In the shadow of Mt. Meru, with Mt. Kilimanjaro’s hazy, ice-bound crown in the distance, I am carrying stones. A river rock in each hand, I walk back and forth between our worksite and a large pile of stones that was dropped off by a truck a few days prior.
A group of teenagers from the United States, another leader, and I are in rural Northern Tanzania to help construct a classroom at the Maji ya Chai primary school. We carry buckets of water, buckets of sand, buckets of mud, buckets of stones. We break the dense clay ground, shovel soil out of the way for the foundation, lay these stones for the foundation, mix and pour concrete for the foundation and the floors, and mortar brick walls.
All this work is done with a team of fundies (as they are known in Swahili)- skilled local construction workers. A few parents of the schoolchildren also assist us. And when classes are out of session, the youth form a crowd around us, giggling, making faces, some just staring. Occasionally they help as well, their little hands adeptly handling pickaxes and shovels.

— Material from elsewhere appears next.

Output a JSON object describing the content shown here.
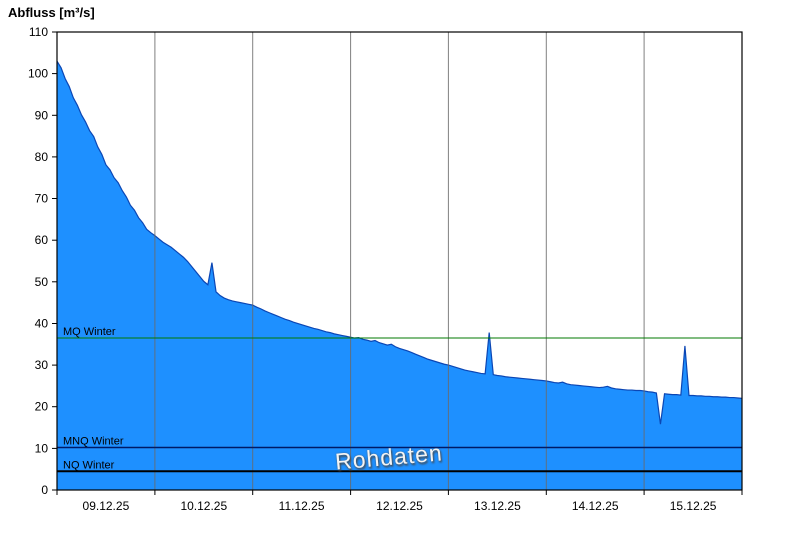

Walking the twenty minutes of dirt roads and farm paths from our rented cottage to the school, we are greeted with “hujambo” (hello) and “shikamoo” (hello elder) from the children who clasp our hands in theirs, and their parents wave and shout “habari” (how are you) and “asante sana” (thank you). Walking back and forth along these trails for two months, I become quite familiar with the faces I pass.
In this beautiful situation, I am undergoing an intense transformation.
This experience of service work is a pressure cooker for my ideas of who I am, who the people I am helping are, and what the relationship between the two should be. I am pushed physically, mentally and emotionally in this work. I struggle with the complexity of our impact on this community. I feel inspired by the relationships I form with the school community. This project is a grueling and exciting forum for exploring my sense of self.
As an urban planner and public health professional, I have devoted my career to understanding how we can design our cities, towns, suburbs and rural areas in a way that makes it easy for people to live healthy, fulfilling lives. My experiences with The Road Less Traveled laid the foundation for this work: I saw firsthand the rejuvenate power of real food, exercise, hydration, clean air and water, beautiful vistas, and silence. I also learned how to be successful in what I do: to be a caring leader and team-player, to communicate clearly and consistently, to celebrate successes and learn from failures, and to always be prepared for unforeseen crises. In the grand tradition of mountaineers, world travelers, river rats, and climbing bums, I have willingly given up the small comforts of the familiar, for the deep fulfillment that comes from connecting with unique places, with unique people, with my greatest self.